His voice was both high pitched and a little raspy, especially when he became animated telling stories or jokes. He could also speak so calmly and evenly when what he had to say held a great deal of significance. Either way, people were drawn to listen to Dad.
Each of us has some favorite sayings of my fathers. Here are a few that are often shared when the family gets together:
“I never get bored.” For Dad, there was too much in this world that was interesting enough to explore or ponder. He definitely subscribed to the Buddhist saying, “For the beginner there are endless possibilities, for the expert there are none.” Dad taught us to be curious, to be thoughtful, to be humble and open to new ideas.

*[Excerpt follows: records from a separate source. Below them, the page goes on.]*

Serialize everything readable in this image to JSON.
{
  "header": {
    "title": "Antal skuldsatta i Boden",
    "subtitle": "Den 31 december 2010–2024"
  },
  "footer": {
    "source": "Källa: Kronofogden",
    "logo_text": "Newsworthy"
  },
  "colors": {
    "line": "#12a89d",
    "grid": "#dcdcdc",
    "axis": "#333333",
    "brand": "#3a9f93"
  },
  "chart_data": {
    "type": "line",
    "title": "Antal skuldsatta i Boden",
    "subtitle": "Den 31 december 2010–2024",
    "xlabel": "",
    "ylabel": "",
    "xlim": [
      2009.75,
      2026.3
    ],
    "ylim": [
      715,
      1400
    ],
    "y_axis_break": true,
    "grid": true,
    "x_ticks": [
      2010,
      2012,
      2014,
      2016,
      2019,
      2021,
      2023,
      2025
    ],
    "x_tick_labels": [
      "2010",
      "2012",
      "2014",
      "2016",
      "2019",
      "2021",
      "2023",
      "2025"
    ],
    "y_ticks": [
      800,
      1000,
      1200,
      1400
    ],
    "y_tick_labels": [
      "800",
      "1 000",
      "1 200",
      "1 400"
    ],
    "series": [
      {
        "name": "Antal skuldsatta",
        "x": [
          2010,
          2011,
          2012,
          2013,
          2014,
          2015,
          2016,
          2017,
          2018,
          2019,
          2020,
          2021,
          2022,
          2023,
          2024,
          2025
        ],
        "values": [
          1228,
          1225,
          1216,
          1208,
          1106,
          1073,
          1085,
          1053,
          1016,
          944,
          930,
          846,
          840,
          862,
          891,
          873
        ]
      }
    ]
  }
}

“Jeeeeezus Chrrrriist do MIGHTY.” A common exclamation of Dad’s, in response to anything from cutting his finger open with a kitchen knife to accidentally dropping a sock on the floor to getting a letter from the City of Chicago stating that he (or, more accurately, his eldest daughter who was driving a car registered to him) owed the Windy City over $800 in unpaid parking tickets.

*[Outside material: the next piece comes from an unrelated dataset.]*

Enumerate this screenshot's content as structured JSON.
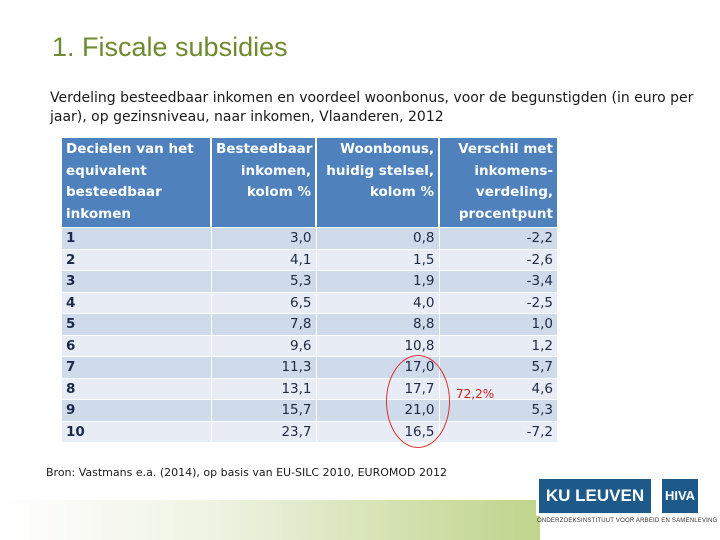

“You worry too much, ho-ney.” Mañana Morukian didn’t stress out about much. When one of the many females in his life ran around frenzied, angry, and anxious, he would hug us and tell us not to sweat the small stuff. Which worked…about half the time. The other half we yelled at him and said he could NEVER understand the pressure we faced and run off in a dramatic huff.

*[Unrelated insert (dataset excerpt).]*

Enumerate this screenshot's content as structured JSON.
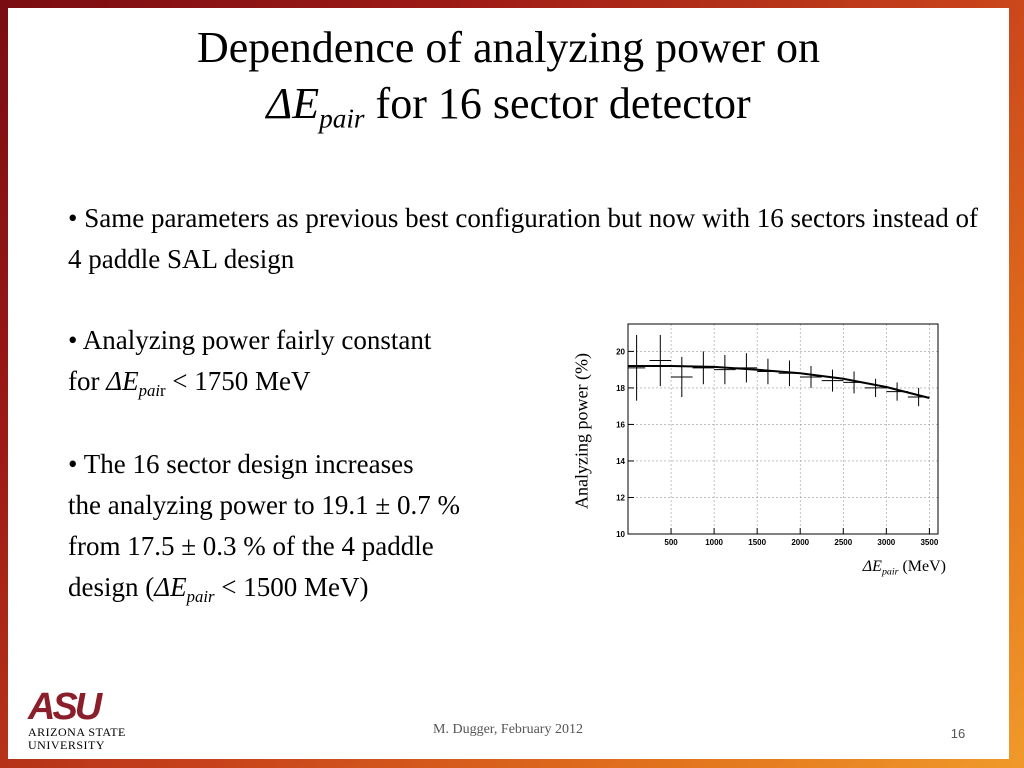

“No problem!” This was his typical response to any request for assistance that came his way, be it lending money, driving a friend to a doctor’s appointment, hosting a party, finding odd jobs for someone’s unemployed cousin or kid, teaching summer school, or anything else that gave him the chance to share his time or belongings with others in need.
“Nah, this is my first one…” A common description of his fourth glass of merlot.
“We had fun,” often followed by, “We laughed like hell!” This was accentuated by high pitched guffaws as he related some ridiculous story from his past. Like the time he and his friend got a knife pulled on them. Or the time his army buddy accidentally shot himself in the foot while showing off his illegal sidearm to my dad by pointing it at his face. Or the time he intentionally left my mom standing on the corner for half an hour outside of a bar known for procuring a lady’s company..ok, that one is pretty funny. I laughed like hell when I heard that story, too.
“I goofed.” This was Dad’s typical response to any mistake he made. When he dropped a carton of eggs while unpacking groceries. “I goofed.” When he totaled my mom’s car by driving it into the back of a Detroit city bus and cracked half his ribs…six weeks before their wedding. “I goofed.” When he forgot we were coming to visit and hence to pick us up at the airport. “I goofed.” When he fell asleep with a full glass of red wine in his lap and spilled it all over the living room carpet. “I goofed.” When he accidentally glued ashtrays to my mom’s favorite coffee table. You guessed it. “I goofed.” As angry as he could make you, when he smiled with his crinkly brown eyes and said those words, there was no way to stay mad.
“Wha hoppen?” This was a common phrase uttered by him when we ran to him crying, because we skinned a knee, someone hurt our feelings, or we lost our favorite sticker. This was a common phrase he’d use after we had irritated him to the breaking point and he’d blown a gasket, probably yelling a melange of curse words at us and sending us running to our rooms, sobbing. Two minutes later he would come into the room and ask, “Ho-ney, wha hoppen?” We’d hug him, even though moments ago he had been the source of our sobbing, and all would be forgiven between us.
If it’s true that people who we lose live on in us, then my father has taken up permanent residence in my mind. I hear his voice chuckling and sharing his little wisdoms with me daily. When I’m anxious, uncertain, angry, impatient, I hear his calm froggy voice telling me, “Ho-ney, wha hoppen? You worry too much!” When I’m acting like a fool, laughing, just letting my freak flag fly, I hear him shaking his head with a secret smile of approval, saying, “Goddamn crazy broad.”
Happy Father’s Day, Pops. You will always be the best dad a girl could dream of having.